| I use FSD in my Model S daily to commute from SF to Palo Alto along with most of my other Bay Area driving. It does a better job currently than most people and it drives me 95% of the time now I haven't had the phantom braking. I'm in a 2025 with HW4, but it's dramatic improvement over the last couple of years (previously had a 2018 Model 3) increased my confidence that Elon was right to focus on vision. It wasn't until late last year where I found myself using it more than not, now I use it almost every drive point to point (Cupertino to SF) and it does it. I think people are generally sleeping on how good it is and the politicization means people are under valuing it for stupid reasons. I wouldn't consider a non Tesla because of this (unless it was a stick shift sports car, but that's for different reasons). Their lead is so crazy far ahead it's weird to see this reality and then see the comments on hn that are so wrong. Though I guess it's been that way for years. The position against lidar was that it traps you in a local max, that humans use vision, that roads and signs are designed for vision so you're going to have to solve that problem and when you do lidar becomes a redundant waste.
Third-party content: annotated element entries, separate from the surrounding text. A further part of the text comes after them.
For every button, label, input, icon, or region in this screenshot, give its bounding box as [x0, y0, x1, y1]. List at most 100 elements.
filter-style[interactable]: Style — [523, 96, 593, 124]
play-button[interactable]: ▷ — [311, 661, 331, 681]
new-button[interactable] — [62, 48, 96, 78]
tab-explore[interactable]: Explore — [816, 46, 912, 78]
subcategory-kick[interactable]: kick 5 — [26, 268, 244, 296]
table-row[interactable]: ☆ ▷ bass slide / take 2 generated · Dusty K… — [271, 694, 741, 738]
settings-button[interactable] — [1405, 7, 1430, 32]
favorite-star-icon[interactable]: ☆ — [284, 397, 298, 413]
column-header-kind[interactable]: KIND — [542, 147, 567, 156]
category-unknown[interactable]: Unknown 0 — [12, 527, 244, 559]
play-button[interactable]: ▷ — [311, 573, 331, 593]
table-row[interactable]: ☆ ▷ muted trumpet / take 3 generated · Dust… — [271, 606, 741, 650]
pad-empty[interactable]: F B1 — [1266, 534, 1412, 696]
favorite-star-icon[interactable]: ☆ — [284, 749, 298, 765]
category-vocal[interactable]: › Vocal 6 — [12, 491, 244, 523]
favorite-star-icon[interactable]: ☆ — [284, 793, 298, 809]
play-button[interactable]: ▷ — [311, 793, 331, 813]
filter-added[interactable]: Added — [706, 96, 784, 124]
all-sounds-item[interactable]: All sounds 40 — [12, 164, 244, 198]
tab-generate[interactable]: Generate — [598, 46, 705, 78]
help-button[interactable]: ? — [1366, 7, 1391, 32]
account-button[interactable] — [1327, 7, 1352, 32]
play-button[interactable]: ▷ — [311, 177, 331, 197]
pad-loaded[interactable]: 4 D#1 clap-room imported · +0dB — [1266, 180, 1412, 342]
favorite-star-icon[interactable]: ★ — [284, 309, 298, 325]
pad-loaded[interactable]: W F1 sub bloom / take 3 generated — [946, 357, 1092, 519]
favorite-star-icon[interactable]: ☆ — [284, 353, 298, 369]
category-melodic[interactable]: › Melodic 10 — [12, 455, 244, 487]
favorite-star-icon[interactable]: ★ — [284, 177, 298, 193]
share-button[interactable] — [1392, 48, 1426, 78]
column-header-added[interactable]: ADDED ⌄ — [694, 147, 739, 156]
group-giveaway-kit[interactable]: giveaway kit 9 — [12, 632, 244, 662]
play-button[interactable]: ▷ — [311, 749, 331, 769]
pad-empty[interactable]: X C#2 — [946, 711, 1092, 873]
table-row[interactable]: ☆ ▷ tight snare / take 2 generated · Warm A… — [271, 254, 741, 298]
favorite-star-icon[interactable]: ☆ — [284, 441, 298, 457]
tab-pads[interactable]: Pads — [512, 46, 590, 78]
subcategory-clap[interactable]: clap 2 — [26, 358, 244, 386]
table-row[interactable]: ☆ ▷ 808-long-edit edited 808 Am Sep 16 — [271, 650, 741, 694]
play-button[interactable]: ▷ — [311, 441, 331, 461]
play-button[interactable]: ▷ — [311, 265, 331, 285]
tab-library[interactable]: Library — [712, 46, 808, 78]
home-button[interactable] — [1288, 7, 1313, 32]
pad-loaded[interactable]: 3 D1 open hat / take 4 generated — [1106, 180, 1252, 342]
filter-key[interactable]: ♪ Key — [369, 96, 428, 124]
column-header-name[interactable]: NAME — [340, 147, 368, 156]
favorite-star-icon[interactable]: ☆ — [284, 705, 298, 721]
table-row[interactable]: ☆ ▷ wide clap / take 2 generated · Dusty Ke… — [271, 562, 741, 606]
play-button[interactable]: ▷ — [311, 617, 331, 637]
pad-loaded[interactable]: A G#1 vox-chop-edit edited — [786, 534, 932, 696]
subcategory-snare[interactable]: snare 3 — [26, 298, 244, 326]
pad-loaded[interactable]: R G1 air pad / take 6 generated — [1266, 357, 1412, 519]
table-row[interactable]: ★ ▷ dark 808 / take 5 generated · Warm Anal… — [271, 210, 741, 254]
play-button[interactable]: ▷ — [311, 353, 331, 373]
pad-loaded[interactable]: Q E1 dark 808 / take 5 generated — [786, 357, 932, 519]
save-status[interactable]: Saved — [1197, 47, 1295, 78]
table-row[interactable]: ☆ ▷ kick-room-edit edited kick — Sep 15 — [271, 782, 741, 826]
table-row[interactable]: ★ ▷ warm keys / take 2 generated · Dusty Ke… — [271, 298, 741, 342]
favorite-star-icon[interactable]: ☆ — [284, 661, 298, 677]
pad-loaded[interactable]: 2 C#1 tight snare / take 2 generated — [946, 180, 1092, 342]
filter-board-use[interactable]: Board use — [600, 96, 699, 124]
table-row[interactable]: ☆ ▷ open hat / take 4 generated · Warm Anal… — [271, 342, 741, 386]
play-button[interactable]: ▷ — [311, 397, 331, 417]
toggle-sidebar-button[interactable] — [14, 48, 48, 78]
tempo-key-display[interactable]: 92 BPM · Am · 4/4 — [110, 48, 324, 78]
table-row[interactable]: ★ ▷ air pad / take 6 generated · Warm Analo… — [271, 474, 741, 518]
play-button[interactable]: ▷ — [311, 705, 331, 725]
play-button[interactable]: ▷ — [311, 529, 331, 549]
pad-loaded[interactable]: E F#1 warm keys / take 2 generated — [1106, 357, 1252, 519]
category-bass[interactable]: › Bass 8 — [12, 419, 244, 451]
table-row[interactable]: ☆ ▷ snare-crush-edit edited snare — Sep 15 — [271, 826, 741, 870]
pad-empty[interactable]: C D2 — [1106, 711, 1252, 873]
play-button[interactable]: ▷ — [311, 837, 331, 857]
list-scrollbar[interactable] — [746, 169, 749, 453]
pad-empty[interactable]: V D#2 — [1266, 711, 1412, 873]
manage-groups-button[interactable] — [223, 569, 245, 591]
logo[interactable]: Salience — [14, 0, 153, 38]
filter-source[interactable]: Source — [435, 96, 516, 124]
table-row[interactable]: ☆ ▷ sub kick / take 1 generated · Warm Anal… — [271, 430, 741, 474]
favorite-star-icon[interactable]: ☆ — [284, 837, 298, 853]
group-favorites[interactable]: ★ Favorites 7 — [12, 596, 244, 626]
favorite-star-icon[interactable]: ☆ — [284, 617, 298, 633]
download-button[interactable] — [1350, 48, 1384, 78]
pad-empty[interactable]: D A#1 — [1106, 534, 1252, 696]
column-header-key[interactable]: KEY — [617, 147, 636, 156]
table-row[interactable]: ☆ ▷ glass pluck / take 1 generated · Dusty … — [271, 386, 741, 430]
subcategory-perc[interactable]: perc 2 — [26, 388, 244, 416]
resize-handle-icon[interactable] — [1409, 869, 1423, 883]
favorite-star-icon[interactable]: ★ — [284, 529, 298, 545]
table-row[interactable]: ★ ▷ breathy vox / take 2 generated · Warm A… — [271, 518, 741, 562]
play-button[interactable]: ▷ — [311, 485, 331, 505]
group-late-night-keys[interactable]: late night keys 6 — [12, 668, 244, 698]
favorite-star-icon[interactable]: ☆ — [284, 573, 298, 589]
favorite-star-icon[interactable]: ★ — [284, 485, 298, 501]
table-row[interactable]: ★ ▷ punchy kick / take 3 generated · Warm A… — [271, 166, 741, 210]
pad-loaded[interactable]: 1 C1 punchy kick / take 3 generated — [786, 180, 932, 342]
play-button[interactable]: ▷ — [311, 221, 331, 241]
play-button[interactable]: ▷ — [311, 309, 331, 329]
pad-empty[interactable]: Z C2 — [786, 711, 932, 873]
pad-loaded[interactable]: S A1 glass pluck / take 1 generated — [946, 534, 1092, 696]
The investment in lidar wastes time from training vision and may make it harder to do so. That's still the case. I love Waymo, but it's doomed to be localized to populated areas with high-res mapping - that's a great business, but it doesn't solve the general problem. If Tesla keeps jumping on the vision lever and solves it they'll win it all. There's nothing in physics that makes that impossible so I think they'll pull it off. I'd really encourage people to here with a bias to dismiss to ignore the comments and just go in real life to try it out for yourself. |
This is not a general solution, it is an SF one... at best.
Most humans also don't get in accidents or have problems with phantom breaking within the timeframe that you mentioned.